East Japan Railway (JR East) have launched their latest “Joyful Train” service – the Shiki-Shima (lit. island of four seasons). Japan is famous for the efficiency and reliability of its train service, and the shinkansen, or bullet train is famous around the world. Less well known are Japan’s “Joyful trains”. These trains are designed to make travelling either a bit more fun, or a bit more luxurious. The idea started back in the 1960s, when an old style dining car was converted, with great success, into a traditional style Japanese restaurant with tatami mats and paper screens.
The concept has evolved over the years, and now there are all manner of distinctive trains, including special toy-orientated trains; Pokemon, manga and other branded/themed trains; and trains designed to provide enhanced viewing, dining and sleeping facilities.
The latest addition is the Shiki-Shima train. This is a “last word in luxury” 10 car train, designed for just 34 passengers. It has a stunning design with an observation car that offers almost a 360 degree view. The dining experience is overlooked by a Michelin starred chef, and the accommodation, comprising 17 suites, is five star all the way. A trip costs around 8,000 USD for two, and the train is booked up until mid-2018.
The lounge bar, of course, features a piano, in this case a Yamaha N2, part of the AvantGrand series. This is an obvious choice for such a role as it is one of the best digital pianos around, it has a great sound, feels good to play and is both compact and contemporary in styling.
Luxury travel seems to be synonymous with a piano bar. I wrote a piece about the piano’s role on-board cruise ships a short while back. And although there is less space on a train, wherever there is an exclusive bar, there is usually a piano. It is no surprise, therefore, to find one on the Shiki-Shima.
Probably the most famous example of luxury train travel is the Orient Express. This started in 1883, and although originally a rather basic service, over the years the brand has come to symbolise affluence and style. Following a turbulent history, the (Venice-Simplon) Orient Express is now operated by Belmond Group. It continues to run from London to Venice, and of course there is a piano in the lounge bar (a Schimmel baby grand). Belmond also run a train in the far east. This is known as the Eastern and Orient Express (equipped with an acoustic upright).
Other train services that feature a bar with a piano include:
- Rhaetian Railways (Switzerland). You can charter a piano bar carriage for use anywhere on their rail network. (more…)
- Belmond Andean Explorer. Operates in the Peruvian Andes and features a baby grand. (more…)
- Al Andalus (Spain). The piano bar is a restored 1930s Wagon Lit carriage, and operates on three routes. (more…)
- Danube Express. Runs across southern and eastern Europe, and to the Middle East. (more…)
- Imperial Russia. Operates across Russia, Mongolia and China. The lounge features an acoustic upright.
- Majestic Imperator Train de Luxe (Austria).

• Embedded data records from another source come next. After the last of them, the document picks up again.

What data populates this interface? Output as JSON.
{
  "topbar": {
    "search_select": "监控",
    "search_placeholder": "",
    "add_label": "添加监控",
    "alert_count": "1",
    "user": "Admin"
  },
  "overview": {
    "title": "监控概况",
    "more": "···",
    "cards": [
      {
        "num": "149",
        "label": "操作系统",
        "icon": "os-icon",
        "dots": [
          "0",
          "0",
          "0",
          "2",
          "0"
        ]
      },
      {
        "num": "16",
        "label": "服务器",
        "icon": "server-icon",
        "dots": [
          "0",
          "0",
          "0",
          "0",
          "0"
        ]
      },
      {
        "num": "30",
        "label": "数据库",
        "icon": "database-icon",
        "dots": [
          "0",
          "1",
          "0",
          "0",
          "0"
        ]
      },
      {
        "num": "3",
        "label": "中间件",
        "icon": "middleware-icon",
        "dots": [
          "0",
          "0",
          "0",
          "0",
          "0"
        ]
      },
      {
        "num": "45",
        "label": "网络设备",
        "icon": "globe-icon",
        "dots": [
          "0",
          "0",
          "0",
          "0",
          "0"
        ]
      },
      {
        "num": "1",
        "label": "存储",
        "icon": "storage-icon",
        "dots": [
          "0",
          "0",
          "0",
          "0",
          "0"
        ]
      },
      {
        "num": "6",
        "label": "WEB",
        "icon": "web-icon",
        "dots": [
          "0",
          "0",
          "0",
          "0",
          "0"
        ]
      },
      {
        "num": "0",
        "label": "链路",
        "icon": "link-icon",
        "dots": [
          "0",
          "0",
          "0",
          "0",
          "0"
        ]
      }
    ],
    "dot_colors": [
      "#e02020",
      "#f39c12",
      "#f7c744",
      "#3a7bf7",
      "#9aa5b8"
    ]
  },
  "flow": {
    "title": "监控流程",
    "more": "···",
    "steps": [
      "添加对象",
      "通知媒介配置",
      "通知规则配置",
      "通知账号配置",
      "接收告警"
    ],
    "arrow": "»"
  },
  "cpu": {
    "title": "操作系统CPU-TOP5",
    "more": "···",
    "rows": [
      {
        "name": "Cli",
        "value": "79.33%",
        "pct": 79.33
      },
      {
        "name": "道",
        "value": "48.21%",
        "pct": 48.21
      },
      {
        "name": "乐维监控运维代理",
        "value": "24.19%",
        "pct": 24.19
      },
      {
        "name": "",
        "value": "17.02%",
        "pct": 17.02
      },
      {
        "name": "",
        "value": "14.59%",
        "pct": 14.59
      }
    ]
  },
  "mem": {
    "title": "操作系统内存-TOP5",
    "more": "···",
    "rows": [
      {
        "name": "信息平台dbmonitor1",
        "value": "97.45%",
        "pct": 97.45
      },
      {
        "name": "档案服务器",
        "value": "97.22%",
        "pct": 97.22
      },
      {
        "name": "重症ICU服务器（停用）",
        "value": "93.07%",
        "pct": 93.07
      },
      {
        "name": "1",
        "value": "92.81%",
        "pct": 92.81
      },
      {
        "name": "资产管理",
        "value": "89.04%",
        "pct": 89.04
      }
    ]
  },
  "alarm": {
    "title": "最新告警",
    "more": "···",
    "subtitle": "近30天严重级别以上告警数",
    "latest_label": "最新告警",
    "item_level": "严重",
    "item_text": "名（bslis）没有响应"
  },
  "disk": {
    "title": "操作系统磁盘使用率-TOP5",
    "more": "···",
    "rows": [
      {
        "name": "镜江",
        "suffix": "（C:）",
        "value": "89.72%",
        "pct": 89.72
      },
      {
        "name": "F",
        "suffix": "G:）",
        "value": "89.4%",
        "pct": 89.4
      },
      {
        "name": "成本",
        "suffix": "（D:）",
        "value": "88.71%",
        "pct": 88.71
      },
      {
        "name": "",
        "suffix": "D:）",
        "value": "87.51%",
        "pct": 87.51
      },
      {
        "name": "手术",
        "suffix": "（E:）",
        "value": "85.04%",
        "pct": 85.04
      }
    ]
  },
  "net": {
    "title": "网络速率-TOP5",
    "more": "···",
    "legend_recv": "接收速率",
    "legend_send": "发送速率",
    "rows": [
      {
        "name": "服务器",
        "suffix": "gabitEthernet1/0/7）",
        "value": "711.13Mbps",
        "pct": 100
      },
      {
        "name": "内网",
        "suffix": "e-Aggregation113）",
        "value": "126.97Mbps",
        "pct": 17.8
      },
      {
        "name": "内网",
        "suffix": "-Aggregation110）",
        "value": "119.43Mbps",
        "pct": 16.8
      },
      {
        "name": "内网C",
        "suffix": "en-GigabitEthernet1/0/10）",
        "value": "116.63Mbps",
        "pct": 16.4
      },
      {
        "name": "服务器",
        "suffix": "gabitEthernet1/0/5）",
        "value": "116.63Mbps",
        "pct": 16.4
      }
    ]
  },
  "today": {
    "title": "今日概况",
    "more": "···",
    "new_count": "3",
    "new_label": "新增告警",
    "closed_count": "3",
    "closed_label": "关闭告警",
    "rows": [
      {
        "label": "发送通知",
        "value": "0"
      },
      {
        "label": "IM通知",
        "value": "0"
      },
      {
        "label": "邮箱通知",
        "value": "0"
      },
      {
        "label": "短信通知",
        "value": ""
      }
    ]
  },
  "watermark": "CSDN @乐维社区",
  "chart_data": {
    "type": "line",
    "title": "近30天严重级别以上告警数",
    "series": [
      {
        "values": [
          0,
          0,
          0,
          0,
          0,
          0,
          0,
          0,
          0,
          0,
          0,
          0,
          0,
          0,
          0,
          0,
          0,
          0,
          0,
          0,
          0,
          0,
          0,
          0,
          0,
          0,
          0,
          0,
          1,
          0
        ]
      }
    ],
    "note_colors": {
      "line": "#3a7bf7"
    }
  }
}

Features a piano in Salon 1. (more…)
- Prestige Continental Express. Operates in Switzerland and Italy. The piano bar features an baby grand. (more…)
- Seven Stars in Kyushu (Japan). Has run in Japan’s southern island since 2013. The “Blue Moon” lounge car features a Yamaha N2.
- Swiss Classic Train (Switzerland). The bar carriage, although not luxuriously decorated, does have an acoustic upright.
- Grand Trans-Siberian Express. A German operated train running from Moscow to Beijing.
- Shangri-La Express (China). The piano bar features a Xinghai upright. (more…)
Piano Bar Rules
Looking at the list above, there seem to be two types of luxury train: one harks back to the opulence of a bygone era, and the other looks forward with futuristic, hi-tec designs. Both strive to make the journey as important as the arrival, and interestingly, both still call on the piano to help engage and entertain the traveller.
Are the passengers reuired to provide their own piano entertainment? I hope so, because that empowers the paying passengers the determine exactly what music they listen to.